In each case it looks as though the DW_AT_location
has been expressed with the form DW_FORM_exprloc
, which is a ULEB128-encoded length followed by a corresponding number of bytes that, in this case, constitute a DWARF expression that is used as a location description.
In the first case, the length is 9 but only the first byte has been shown, i.e. DW_OP_addr
. The DWARF 4 standard contains the following useful explanations:
2.5.1 General Operations
Each general operation represents a postfix operation on a simple stack machine. Each element of the stack is the size of an address on the target machine. The value on the top of the stack after “executing” the DWARF expression is taken to be the result (the address of the object, the value of the array bound, the length of a dynamic string, the desired value itself, and so on).
2.5.1.1 Literal Encodings
The following operations all push a value onto the DWARF stack.

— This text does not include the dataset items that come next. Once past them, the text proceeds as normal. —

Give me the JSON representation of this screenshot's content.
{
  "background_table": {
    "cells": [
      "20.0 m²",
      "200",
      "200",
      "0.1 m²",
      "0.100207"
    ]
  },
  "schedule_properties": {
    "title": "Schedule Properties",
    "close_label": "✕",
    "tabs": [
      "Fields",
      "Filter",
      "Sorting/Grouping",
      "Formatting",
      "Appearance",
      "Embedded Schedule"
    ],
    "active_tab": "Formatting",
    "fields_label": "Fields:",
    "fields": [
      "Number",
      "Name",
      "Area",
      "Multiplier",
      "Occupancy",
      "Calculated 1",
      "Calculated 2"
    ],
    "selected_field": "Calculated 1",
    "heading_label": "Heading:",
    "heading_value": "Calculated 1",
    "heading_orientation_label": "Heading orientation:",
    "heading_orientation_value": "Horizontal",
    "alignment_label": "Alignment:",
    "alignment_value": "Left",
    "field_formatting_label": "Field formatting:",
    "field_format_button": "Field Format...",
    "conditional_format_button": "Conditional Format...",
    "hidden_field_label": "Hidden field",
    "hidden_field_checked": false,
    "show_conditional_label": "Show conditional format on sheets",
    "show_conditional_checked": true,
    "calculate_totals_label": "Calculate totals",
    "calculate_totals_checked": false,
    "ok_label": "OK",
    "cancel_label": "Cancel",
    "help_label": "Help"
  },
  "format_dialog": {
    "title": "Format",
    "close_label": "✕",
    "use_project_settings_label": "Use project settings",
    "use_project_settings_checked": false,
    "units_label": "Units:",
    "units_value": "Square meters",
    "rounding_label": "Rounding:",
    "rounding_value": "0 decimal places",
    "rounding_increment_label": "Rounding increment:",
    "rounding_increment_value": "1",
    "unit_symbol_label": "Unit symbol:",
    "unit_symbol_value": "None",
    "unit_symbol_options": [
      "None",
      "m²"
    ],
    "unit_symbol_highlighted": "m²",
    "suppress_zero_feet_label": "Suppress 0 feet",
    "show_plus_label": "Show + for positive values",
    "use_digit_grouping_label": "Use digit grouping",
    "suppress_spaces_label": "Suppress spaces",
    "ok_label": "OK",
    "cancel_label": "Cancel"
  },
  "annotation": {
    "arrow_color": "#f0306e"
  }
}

If the value of a constant in one of these operations is larger than can be stored in a single stack element, the value is truncated to the element size and the low-order bits are pushed on the stack.
- DW_OP_addr
The DW_OP_addr operation has a single operand that encodes a machine address and whose size is the size of an address on the target machine.
Therefore the eight bytes following the end of your first example would have been the address of the variable c
before any relocations have been applied.
The second example is also incomplete. Encoding decimal -96 in SLEB128 consumes two bytes, 0xa0
0x7f
, so you have the whole of the location description, i.e. DW_OP_fbreg(-96)
. However, as the standard explains:
2.5.1.2 Register Based Addressing
The following operations push a value onto the stack that is the result of adding the contents of a register to a given signed offset.
- DW_OP_fbreg
The DW_OP_fbreg operation provides a signed LEB128 offset from the address specified by the location description in the DW_AT_frame_base attribute of the current function. (This is typically a “stack pointer” register plus or minus some offset. On more sophisticated systems it might be a location list that adjusts the offset according to changes in the stack pointer as the PC changes.)
Therefore you need to find the DIE for the function that owns obj
and evaluate its DW_AT_frame_base
. obj
is stored ninety-six bytes below that address.